INTER-COUNTRY ADOPTION: INTERRELATION OF LAW AND SOCIETY AND NEED OF A LEGISLATION IN INDIA (By- Gauri Chandrakant Khule)

Adoption is a process for legally changing parental responsibilities from biological parents or the persons or institutions that act as caregivers of children to the adoptive parents, thereby providing the child the care and warmth of a family. While the best interest of the child remains at the core of adoption, it also provides an opportunity to people to become parents. There are also parents who want to do some good by adopting a child. Although the system of adoption has been in existence since ancient times, the concept attained increasing importance in modern times.[1] There is emergence of legal adoption at international level. Legal adoption is necessary for the betterment of the child. Legal adoption is binding and provides an extended security environment for the adopted child. It safeguards the status of the child in the adoptive family. Therefore, law is necessary to achieve the welfare of the child as well as to regulate the process of inter-country adoption.
Inter-country adoption being an emerging phenomenon needs more focus, because the child is going to place in completely new culture and atmosphere. The subsidiary principle is the key to making inter-country adoption a service for children rather than for prospective adopters. It prioritizes care of the child in the family of origin before all other arrangements and relegates inter-country adoption by unrelated cares behind appropriate care in the child's home.[2]
Child trafficking, child prostitution, etc. are some of the offences which are being committed against the child. Children being a vulnerable class of the society need more focus. Such offences can make a negative impact on society as the children are the asset of the society. Law having a binding force can change the situation and the best interest of the child can be achieved.
The objective of CARA guidelines is to give a comprehensive and precise framework for theinter-country adoptions. The guidelines provide a sufficient mechanism to govern the inter-country adoption to achieve its objects, but there are some lacunas in it. Therefore, the researcher wants to highlight some points which need focus. The guidelines do not have much force as the law. Therefore, the procedure given in the guidelines can be overlooked by the foreign agencies, prospective parents, Indian agencies, etc. Therefore, there should be a legislation governing theinter-country adoption. The legislation can serve the best interest of the child as it is having the binding force on the society.As we have seen that, the CARA guidelines lack in provisions regarding penalty in case of any mischief to the child. Therefore, it is necessary to incorporate penal provisions. Awareness programmes should be arranged for the people who want to give their child in adoption or who want to adopt a child but do not have any knowledge about the legal procedure for the adoption.

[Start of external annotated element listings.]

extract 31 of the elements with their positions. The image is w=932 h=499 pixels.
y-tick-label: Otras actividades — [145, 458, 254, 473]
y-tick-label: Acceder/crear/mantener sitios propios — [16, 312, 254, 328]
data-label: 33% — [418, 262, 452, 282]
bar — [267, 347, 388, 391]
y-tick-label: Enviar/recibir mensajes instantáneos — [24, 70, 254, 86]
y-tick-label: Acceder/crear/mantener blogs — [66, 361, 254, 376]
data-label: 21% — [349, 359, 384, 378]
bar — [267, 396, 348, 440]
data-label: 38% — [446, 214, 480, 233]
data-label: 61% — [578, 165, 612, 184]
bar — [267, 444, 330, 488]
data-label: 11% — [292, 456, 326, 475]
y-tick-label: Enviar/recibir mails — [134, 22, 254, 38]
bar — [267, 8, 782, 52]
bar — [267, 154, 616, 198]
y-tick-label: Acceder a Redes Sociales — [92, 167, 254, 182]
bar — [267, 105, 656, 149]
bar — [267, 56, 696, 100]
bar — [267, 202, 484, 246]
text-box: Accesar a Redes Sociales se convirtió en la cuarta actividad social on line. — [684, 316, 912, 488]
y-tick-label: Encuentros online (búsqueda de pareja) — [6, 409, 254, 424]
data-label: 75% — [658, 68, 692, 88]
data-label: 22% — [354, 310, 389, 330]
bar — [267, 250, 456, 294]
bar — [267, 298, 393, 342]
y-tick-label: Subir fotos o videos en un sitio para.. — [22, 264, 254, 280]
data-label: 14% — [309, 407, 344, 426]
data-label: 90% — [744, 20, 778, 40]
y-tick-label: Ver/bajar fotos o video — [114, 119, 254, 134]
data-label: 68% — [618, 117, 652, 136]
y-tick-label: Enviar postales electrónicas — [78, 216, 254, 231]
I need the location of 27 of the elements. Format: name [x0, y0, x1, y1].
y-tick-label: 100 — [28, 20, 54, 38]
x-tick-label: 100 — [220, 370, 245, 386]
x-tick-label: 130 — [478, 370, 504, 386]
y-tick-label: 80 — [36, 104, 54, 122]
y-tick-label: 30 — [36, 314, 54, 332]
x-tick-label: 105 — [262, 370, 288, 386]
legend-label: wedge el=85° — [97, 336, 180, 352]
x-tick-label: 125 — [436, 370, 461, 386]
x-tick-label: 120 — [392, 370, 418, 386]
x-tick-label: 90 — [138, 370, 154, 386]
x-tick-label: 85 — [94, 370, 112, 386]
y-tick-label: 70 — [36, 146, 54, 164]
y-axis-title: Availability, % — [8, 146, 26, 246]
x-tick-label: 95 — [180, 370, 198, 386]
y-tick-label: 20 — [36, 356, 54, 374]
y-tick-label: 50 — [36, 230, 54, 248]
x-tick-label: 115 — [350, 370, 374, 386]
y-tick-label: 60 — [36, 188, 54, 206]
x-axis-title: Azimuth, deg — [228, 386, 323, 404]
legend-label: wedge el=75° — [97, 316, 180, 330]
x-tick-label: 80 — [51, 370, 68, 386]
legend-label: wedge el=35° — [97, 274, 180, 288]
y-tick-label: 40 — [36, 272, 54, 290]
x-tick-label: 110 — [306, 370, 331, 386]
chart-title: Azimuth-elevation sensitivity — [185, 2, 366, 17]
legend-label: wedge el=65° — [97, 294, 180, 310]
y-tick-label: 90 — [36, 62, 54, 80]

The Supreme Court has given some measure to be taken in case of inter-country adoption. “CARA should consider the option of appointing a panel of Psychologists, Lawyers as well as NGOs in all the States so that the Child Study Report and Home Study Reports in the case of domestic adoptions, if applicable, in India are prepared scientifically in a time bound manner. The local police as well as Anti Trafficking Unit of the Ministry of Home Affairs should be asked to give their response to the Adoption application within a strict time frame. If response is not received from statutory/government authority within the time-frame prescribed, it should be presumed that said authority has no objection to the adoption."[1]
Strict provisions for the post adoption status of the child should be strict. It is not that the objective of welfare is being criticized but that it will not be achieved by the manner in which the government is currently pursuing it. The state is laboring under the carefully constructed illusion that the only method by which welfare can be achieved is by placing the child in its own socio-cultural milieu. The ground norm of welfare of child has been replaced by this construct called socio-cultural milieu.[2] Thus, the researcher through this research study has aimed to examine and explain the relationship between law and society; its effect on the social transformation focusing on the emerging need to regulate the inter-country adoption by enacting a legislation.